Tim Penulis: Akhmad Safik, Arbain, Anna Saraswati | FH Universitas Al-Azhar Indonesia
Jakarta, Suaranusantara.co – Pemerintah telah menerbitkan Undang-Undang Nomor 27 Tahun 2022 tentang Pelindungan Data Pribadi (UU PDP) namun penerapan regulasi ini masih menghadapi tantangan, karena pemahaman masyarakat secara umum masih terbatas sehingga tidak memahami pentingnya data pribadi, serta hak dan kewajiban terkait data pribadi.
Banyak yang tidak sadar bahwa terabaikannya hal ini dapat menyebabkan timbulnya kerugian, sementara data pribadi termasuk hak asasi manusia yang harus dihormati dan dilindungi.
Berbagai kasus kebocoran yang terjadi, dimana data nasabah dijual dengan harga tinggi, telah mengakibatkan kerugian finansial bagi nasabah, merusak reputasi bank, dan menurunkan kepercayaan publik terhadap lembaga keuangan. Kasus kebocoran data maupun peretasan data menunjukkan bahwa data pribadi rentan terhadap penyalahgunaan, sekaligus menandai urgensi kehadiran regulasi pelindungan data pribadi.
Mitigasi lembaga keuangan terhadap potensi kebocoran data melibatkan peningkatan sistem keamanan, audit internal, dan penegakan hukum terhadap pelanggaran data. Namun langkah-langkah ini sering dianggap tidak cukup untuk sepenuhnya mengatasi masalah yang ada.
Undang-Undang Nomor 27 Tahun 2022 (UU PDP) dan POJK Nomor 6/POJK.07/2022 adalah upaya yang dilakukan guna memastikan bahwa pengelolaan data pribadi nasabah perbankan di Indonesia sesuai dengan standar internasional, dan selaras dengan prinsip-prinsip pelindungan data pribadi yang diakui secara global, sebagaimana diberlakukannya General Data Protection Regulation (GDPR) di Uni Eropa.
UU PDP sejatinya memberikan kepastian hukum yang bertujuan untuk melindungi hak dan kepentingan individu dalam pengelolaan data pribadi oleh pihak-pihak lain, termasuk lembaga perbankan.
Upaya yang dilakukan ini menunjukkan komitmen Indonesia untuk mengikuti praktik terbaik internasional dalam perlindungan data pribadi, serta memberikan perlindungan yang lebih baik dan meningkatkan kepercayaan publik terhadap sektor perbankan. Dengan mengikuti standar internasional, Indonesia tidak hanya melindungi hak-hak nasabah secara lebih efektif, tetapi juga memastikan bahwa lembaga perbankan di Indonesia dapat beroperasi secara kompetitif di pasar global.

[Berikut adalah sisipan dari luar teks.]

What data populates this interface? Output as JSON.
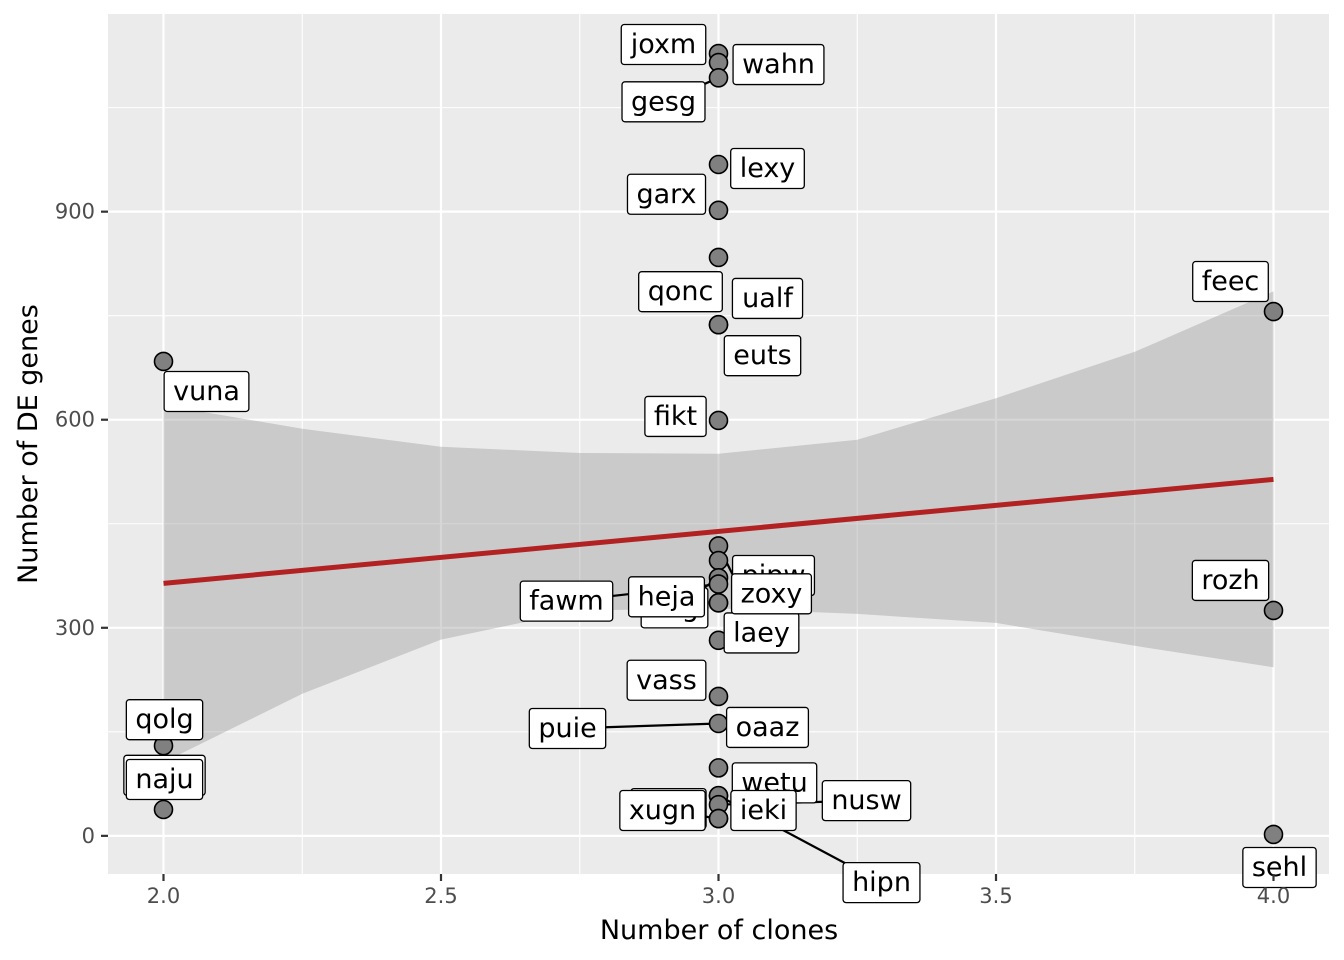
{
  "chart_data": {
    "type": "scatter",
    "xlabel": "Number of clones",
    "ylabel": "Number of DE genes",
    "xlim": [
      1.9,
      4.1
    ],
    "ylim": [
      -55,
      1185
    ],
    "x_ticks": [
      2.0,
      2.5,
      3.0,
      3.5,
      4.0
    ],
    "x_tick_labels": [
      "2.0",
      "2.5",
      "3.0",
      "3.5",
      "4.0"
    ],
    "y_ticks": [
      0,
      300,
      600,
      900
    ],
    "y_tick_labels": [
      "0",
      "300",
      "600",
      "900"
    ],
    "grid": true,
    "points": [
      {
        "label": "joxm",
        "x": 3.0,
        "y": 1128
      },
      {
        "label": "wahn",
        "x": 3.0,
        "y": 1115
      },
      {
        "label": "gesg",
        "x": 3.0,
        "y": 1093
      },
      {
        "label": "lexy",
        "x": 3.0,
        "y": 968
      },
      {
        "label": "garx",
        "x": 3.0,
        "y": 902
      },
      {
        "label": "ualf",
        "x": 3.0,
        "y": 834
      },
      {
        "label": "qonc",
        "x": 3.0,
        "y": 737
      },
      {
        "label": "euts",
        "x": 3.0,
        "y": 737
      },
      {
        "label": "fikt",
        "x": 3.0,
        "y": 599
      },
      {
        "label": "laey",
        "x": 3.0,
        "y": 418
      },
      {
        "label": "pipw",
        "x": 3.0,
        "y": 397
      },
      {
        "label": "oilg",
        "x": 3.0,
        "y": 372
      },
      {
        "label": "fawm",
        "x": 3.0,
        "y": 363
      },
      {
        "label": "zoxy",
        "x": 3.0,
        "y": 336
      },
      {
        "label": "heja",
        "x": 3.0,
        "y": 336
      },
      {
        "label": "vass",
        "x": 3.0,
        "y": 282
      },
      {
        "label": "oaaz",
        "x": 3.0,
        "y": 201
      },
      {
        "label": "puie",
        "x": 3.0,
        "y": 162
      },
      {
        "label": "wetu",
        "x": 3.0,
        "y": 98
      },
      {
        "label": "hipn",
        "x": 3.0,
        "y": 58
      },
      {
        "label": "qayj",
        "x": 3.0,
        "y": 58
      },
      {
        "label": "nusw",
        "x": 3.0,
        "y": 45
      },
      {
        "label": "xugn",
        "x": 3.0,
        "y": 25
      },
      {
        "label": "ieki",
        "x": 3.0,
        "y": 25
      },
      {
        "label": "vuna",
        "x": 2.0,
        "y": 684
      },
      {
        "label": "kuco",
        "x": 2.0,
        "y": 145
      },
      {
        "label": "qolg",
        "x": 2.0,
        "y": 130
      },
      {
        "label": "naju",
        "x": 2.0,
        "y": 38
      },
      {
        "label": "feec",
        "x": 4.0,
        "y": 756
      },
      {
        "label": "rozh",
        "x": 4.0,
        "y": 325
      },
      {
        "label": "sehl",
        "x": 4.0,
        "y": 2
      }
    ],
    "fit": {
      "method": "linear",
      "x": [
        2.0,
        4.0
      ],
      "y": [
        364,
        514
      ],
      "ci_x": [
        2.0,
        2.25,
        2.5,
        2.75,
        3.0,
        3.25,
        3.5,
        3.75,
        4.0
      ],
      "ci_lower": [
        106,
        205,
        283,
        325,
        328,
        320,
        307,
        274,
        243
      ],
      "ci_upper": [
        621,
        587,
        561,
        552,
        551,
        571,
        631,
        698,
        785
      ]
    },
    "colors": {
      "fit_line": "#b22222",
      "point_fill": "#808080",
      "panel": "#ebebeb"
    }
  }
}
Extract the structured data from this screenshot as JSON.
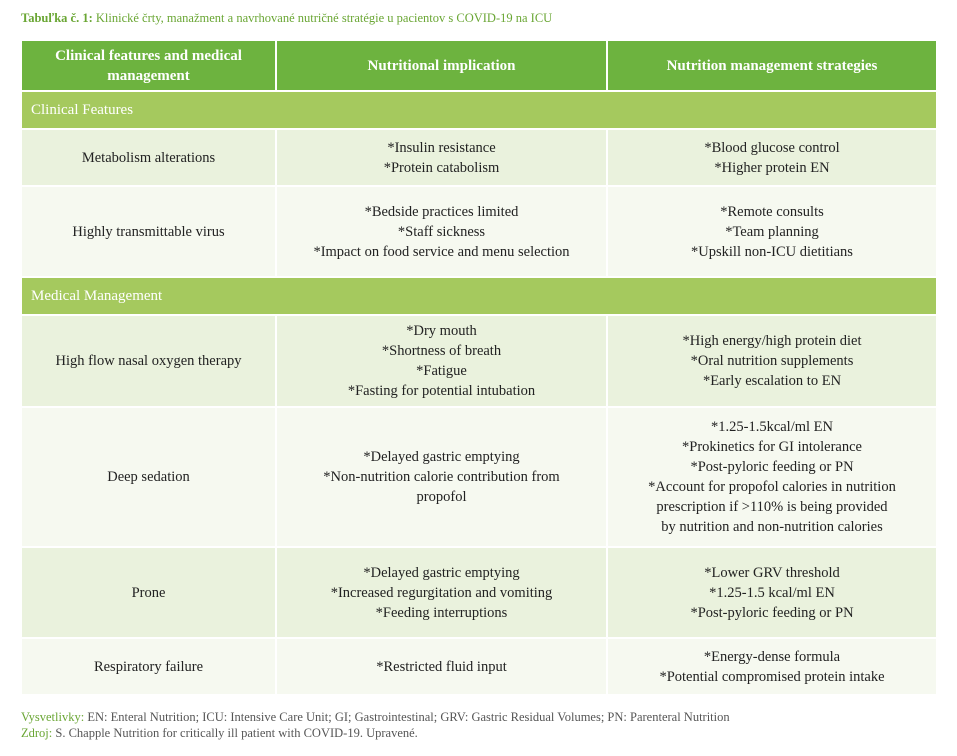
{
  "caption": {
    "lead": "Tabuľka č. 1:",
    "text": "Klinické črty, manažment a navrhované nutričné stratégie u pacientov s COVID-19 na ICU"
  },
  "table": {
    "headers": {
      "col1": "Clinical features and medical management",
      "col2": "Nutritional implication",
      "col3": "Nutrition management strategies"
    },
    "section_clinical": "Clinical Features",
    "section_medical": "Medical Management",
    "rows": [
      {
        "feature": "Metabolism alterations",
        "implication": [
          "*Insulin resistance",
          "*Protein catabolism"
        ],
        "strategies": [
          "*Blood glucose control",
          "*Higher protein EN"
        ]
      },
      {
        "feature": "Highly transmittable virus",
        "implication": [
          "*Bedside practices limited",
          "*Staff sickness",
          "*Impact on food service and menu selection"
        ],
        "strategies": [
          "*Remote consults",
          "*Team planning",
          "*Upskill non-ICU dietitians"
        ]
      },
      {
        "feature": "High flow nasal oxygen therapy",
        "implication": [
          "*Dry mouth",
          "*Shortness of breath",
          "*Fatigue",
          "*Fasting for potential intubation"
        ],
        "strategies": [
          "*High energy/high protein diet",
          "*Oral nutrition supplements",
          "*Early escalation to EN"
        ]
      },
      {
        "feature": "Deep sedation",
        "implication": [
          "*Delayed gastric emptying",
          "*Non-nutrition calorie contribution from",
          "propofol"
        ],
        "strategies": [
          "*1.25-1.5kcal/ml EN",
          "*Prokinetics for GI intolerance",
          "*Post-pyloric feeding or PN",
          "*Account for propofol calories in nutrition",
          "prescription if >110% is being provided",
          "by nutrition and non-nutrition calories"
        ]
      },
      {
        "feature": "Prone",
        "implication": [
          "*Delayed gastric emptying",
          "*Increased regurgitation and vomiting",
          "*Feeding interruptions"
        ],
        "strategies": [
          "*Lower GRV threshold",
          "*1.25-1.5 kcal/ml EN",
          "*Post-pyloric feeding or PN"
        ]
      },
      {
        "feature": "Respiratory failure",
        "implication": [
          "*Restricted fluid input"
        ],
        "strategies": [
          "*Energy-dense formula",
          "*Potential compromised protein intake"
        ]
      }
    ]
  },
  "footer": {
    "notes_label": "Vysvetlivky:",
    "notes_text": "EN: Enteral Nutrition; ICU: Intensive Care Unit; GI; Gastrointestinal; GRV: Gastric Residual Volumes; PN: Parenteral Nutrition",
    "source_label": "Zdroj:",
    "source_text": "S. Chapple Nutrition for critically ill patient with COVID-19. Upravené."
  }
}
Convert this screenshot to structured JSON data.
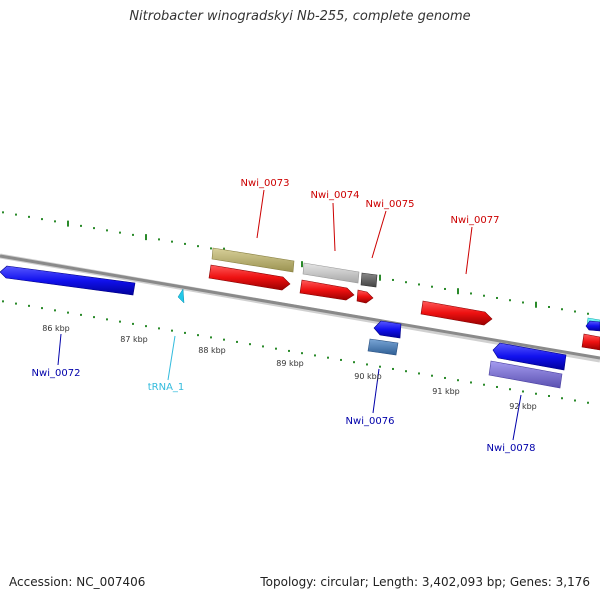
{
  "header": {
    "title": "Nitrobacter winogradskyi Nb-255, complete genome"
  },
  "footer": {
    "accession": "Accession: NC_007406",
    "stats": "Topology: circular; Length: 3,402,093 bp; Genes: 3,176"
  },
  "scale": {
    "ticks": [
      {
        "label": "86 kbp"
      },
      {
        "label": "87 kbp"
      },
      {
        "label": "88 kbp"
      },
      {
        "label": "89 kbp"
      },
      {
        "label": "90 kbp"
      },
      {
        "label": "91 kbp"
      },
      {
        "label": "92 kbp"
      }
    ]
  },
  "genes": {
    "upper": [
      {
        "name": "Nwi_0073",
        "color": "#cc0000"
      },
      {
        "name": "Nwi_0074",
        "color": "#cc0000"
      },
      {
        "name": "Nwi_0075",
        "color": "#cc0000"
      },
      {
        "name": "Nwi_0077",
        "color": "#cc0000"
      }
    ],
    "lower": [
      {
        "name": "Nwi_0072",
        "color": "#0000aa"
      },
      {
        "name": "tRNA_1",
        "color": "#33bbdd"
      },
      {
        "name": "Nwi_0076",
        "color": "#0000aa"
      },
      {
        "name": "Nwi_0078",
        "color": "#0000aa"
      }
    ]
  },
  "colors": {
    "forward_gene": "#ee1111",
    "reverse_gene": "#1111ee",
    "backbone": "#888888",
    "dots": "#2a8a2a",
    "cog_olive": "#b8b070",
    "cog_lightgray": "#c8c8c8",
    "cog_darkgray": "#666666",
    "cog_steelblue": "#4f7fb5",
    "cog_slate": "#7b70cc",
    "cog_cyan": "#22dddd"
  }
}
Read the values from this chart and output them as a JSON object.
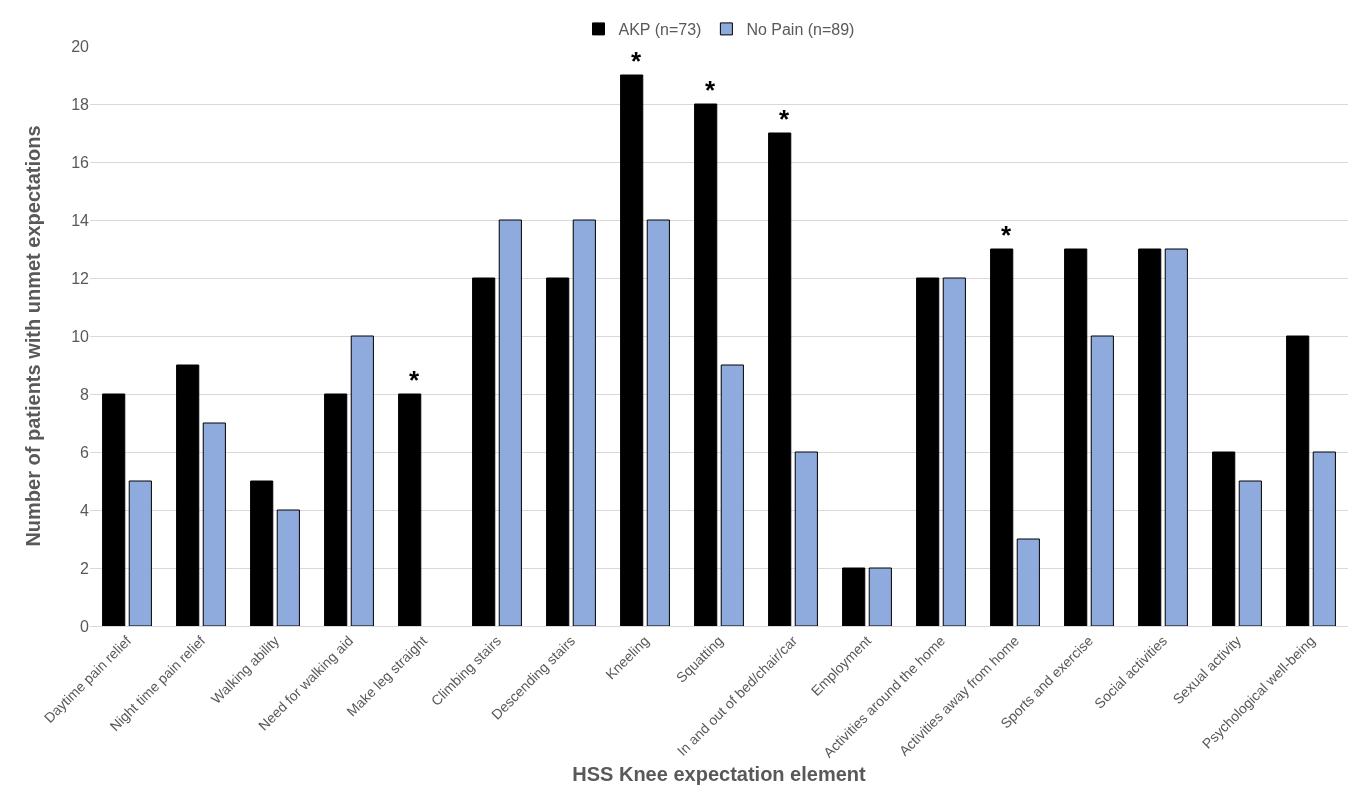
{
  "chart_data": {
    "type": "bar",
    "xlabel": "HSS Knee expectation element",
    "ylabel": "Number of patients with unmet expectations",
    "categories": [
      "Daytime pain relief",
      "Night time pain relief",
      "Walking ability",
      "Need for walking aid",
      "Make leg straight",
      "Climbing stairs",
      "Descending stairs",
      "Kneeling",
      "Squatting",
      "In and out of bed/chair/car",
      "Employment",
      "Activities around the home",
      "Activities away from home",
      "Sports and exercise",
      "Social activities",
      "Sexual activity",
      "Psychological well-being"
    ],
    "series": [
      {
        "name": "AKP (n=73)",
        "color": "#000000",
        "values": [
          8,
          9,
          5,
          8,
          8,
          12,
          12,
          19,
          18,
          17,
          2,
          12,
          13,
          13,
          13,
          6,
          10
        ]
      },
      {
        "name": "No Pain (n=89)",
        "color": "#8faadc",
        "values": [
          5,
          7,
          4,
          10,
          null,
          14,
          14,
          14,
          9,
          6,
          2,
          12,
          3,
          10,
          13,
          5,
          6
        ]
      }
    ],
    "ylim": [
      0,
      20
    ],
    "yticks": [
      0,
      2,
      4,
      6,
      8,
      10,
      12,
      14,
      16,
      18,
      20
    ],
    "grid": "y",
    "legend": "top",
    "annotations": [
      {
        "text": "*",
        "x": "Make leg straight",
        "y": 8
      },
      {
        "text": "*",
        "x": "Kneeling",
        "y": 19
      },
      {
        "text": "*",
        "x": "Squatting",
        "y": 18
      },
      {
        "text": "*",
        "x": "In and out of bed/chair/car",
        "y": 17
      },
      {
        "text": "*",
        "x": "Activities away from home",
        "y": 13
      }
    ]
  }
}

UU PDP mewajibkan lembaga perbankan untuk menjaga keamanan data dan mematuhi ketentuan dengan sanksi tegas terhadap pelanggaran, sedangkan OJK berperan penting dalam melakukan pengawasan dan penegakan hukum untuk menjaga keamanan dan kepercayaan nasabah dalam sektor perbankan.
Penyelesaian masalah kebocoran dan penyalahgunaan data nasabah setelah diberlakukannya POJK Nomor 6/POJK.07/2022, menetapkan kewajiban lembaga keuangan untuk melindungi data nasabah dan bertanggung jawab atas kerugian yang timbul akibat pelanggaran. Penyelesaian sengketa harus dimulai dengan penilaian kerugian dan dapat dilakukan melalui lembaga alternatif atau pengadilan. Proses ini mencakup mediasi, arbitrase, atau jalur litigasi jika penyelesaian awal tidak berhasil.
Prinsip keadilan hukum, termasuk transparansi dan perlindungan hak asasi manusia, harus diutamakan untuk memastikan penyelesaian yang adil dan berkeadilan. Dengan mematuhi regulasi dan prinsip-prinsip ini, diharapkan dampak negatif pada nasabah dapat diminimalkan dan kepercayaan publik terhadap lembaga keuangan dapat terjaga.